Saat itu pemilik salah satu rumah yakni Kisman Usman sedang tertidur di kamarnya. “Saat itu pemilik rumah, Kisman sedang berada di tempat tidur. Tiba-tiba ia terkejut mendengar suara keras dari bagian atap. Saat keluar, ia tak menyangka rumah tertimpa pohon kelapa. Kisman langsung keluar minta tolong,” ungkap Helmi Buloti, aparat pemerintah desa yang sempat diwawancarai RADAR Gorontalo di lokasi kejadian.

Menurut Helmi, kondisi cuaca saat itu sedang panas. Terik matahari begitu menyengat. Tak ada tanda-tanda bakal terjadi pohon tumbang.
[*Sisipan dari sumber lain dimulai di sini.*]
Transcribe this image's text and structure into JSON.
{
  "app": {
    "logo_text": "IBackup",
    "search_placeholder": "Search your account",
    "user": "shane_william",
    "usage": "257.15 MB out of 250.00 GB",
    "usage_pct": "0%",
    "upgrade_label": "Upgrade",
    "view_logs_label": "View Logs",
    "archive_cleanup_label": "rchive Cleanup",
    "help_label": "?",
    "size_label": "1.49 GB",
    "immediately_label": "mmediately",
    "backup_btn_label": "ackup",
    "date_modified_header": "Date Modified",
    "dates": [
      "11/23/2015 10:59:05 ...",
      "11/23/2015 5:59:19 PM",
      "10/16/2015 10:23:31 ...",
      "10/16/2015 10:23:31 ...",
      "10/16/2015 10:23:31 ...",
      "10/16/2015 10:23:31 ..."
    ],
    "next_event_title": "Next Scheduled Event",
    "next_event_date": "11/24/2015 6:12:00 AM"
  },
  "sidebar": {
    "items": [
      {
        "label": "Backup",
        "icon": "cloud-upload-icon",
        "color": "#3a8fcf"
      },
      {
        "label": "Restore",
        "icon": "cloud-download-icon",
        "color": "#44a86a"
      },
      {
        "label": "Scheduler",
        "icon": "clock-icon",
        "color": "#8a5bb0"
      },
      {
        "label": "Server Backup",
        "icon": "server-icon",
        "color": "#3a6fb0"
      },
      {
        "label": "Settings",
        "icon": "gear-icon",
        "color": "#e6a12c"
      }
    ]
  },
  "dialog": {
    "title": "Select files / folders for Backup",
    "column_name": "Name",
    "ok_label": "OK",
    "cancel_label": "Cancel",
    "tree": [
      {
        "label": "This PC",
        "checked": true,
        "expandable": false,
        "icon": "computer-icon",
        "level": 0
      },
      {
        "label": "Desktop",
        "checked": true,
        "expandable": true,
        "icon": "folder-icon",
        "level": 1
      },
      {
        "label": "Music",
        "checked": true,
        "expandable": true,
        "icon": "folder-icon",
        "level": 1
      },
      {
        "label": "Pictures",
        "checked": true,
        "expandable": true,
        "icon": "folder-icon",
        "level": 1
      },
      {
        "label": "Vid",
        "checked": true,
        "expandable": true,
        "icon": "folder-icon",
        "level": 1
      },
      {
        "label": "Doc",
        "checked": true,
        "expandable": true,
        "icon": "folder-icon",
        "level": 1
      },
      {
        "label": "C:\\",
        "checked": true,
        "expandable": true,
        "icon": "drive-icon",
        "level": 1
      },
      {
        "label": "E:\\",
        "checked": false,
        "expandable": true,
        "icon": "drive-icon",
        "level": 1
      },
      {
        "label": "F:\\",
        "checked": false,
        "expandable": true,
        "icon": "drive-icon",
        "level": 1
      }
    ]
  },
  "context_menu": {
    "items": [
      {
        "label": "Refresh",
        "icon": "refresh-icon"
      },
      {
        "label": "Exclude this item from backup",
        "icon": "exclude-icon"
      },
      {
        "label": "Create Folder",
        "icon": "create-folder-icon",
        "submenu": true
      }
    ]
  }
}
Namun diakuinya, tiupan angin begitu kencang. “Kemungkinan pohon tumbang akibat terpaan angin yang begitu kencang,” tandasnya singkat. Dari antara kedua rumah yang tertimpa pohon kelapa, rumah milik Kisman yang paling parah. Selain bagian atap yang rusak total, dinding rumah pun ambruk akibat tak mampu menahan pohon yang tumbang. Sedangkan, rumah warga lainnya yang berada di sisi kiri rumah Kisman, tak mengalami kerusakan yang signifikan. “Rumah yang parah ini milik Kisman. Sedangkan rumah disampingnya hanya mengalami kerusakan di bagian atap,” tambah Helmi. Beberapa saat setelah kejadian itu, istri Kisman Usman, Ratna Maaruf tiba di lokasi kejadian. Ia baru saja kembali dari tempat usaha jualan makanan di salah sekolah yang tak jauh dari rumah. Ia pun shock melihat kejadian tersebut.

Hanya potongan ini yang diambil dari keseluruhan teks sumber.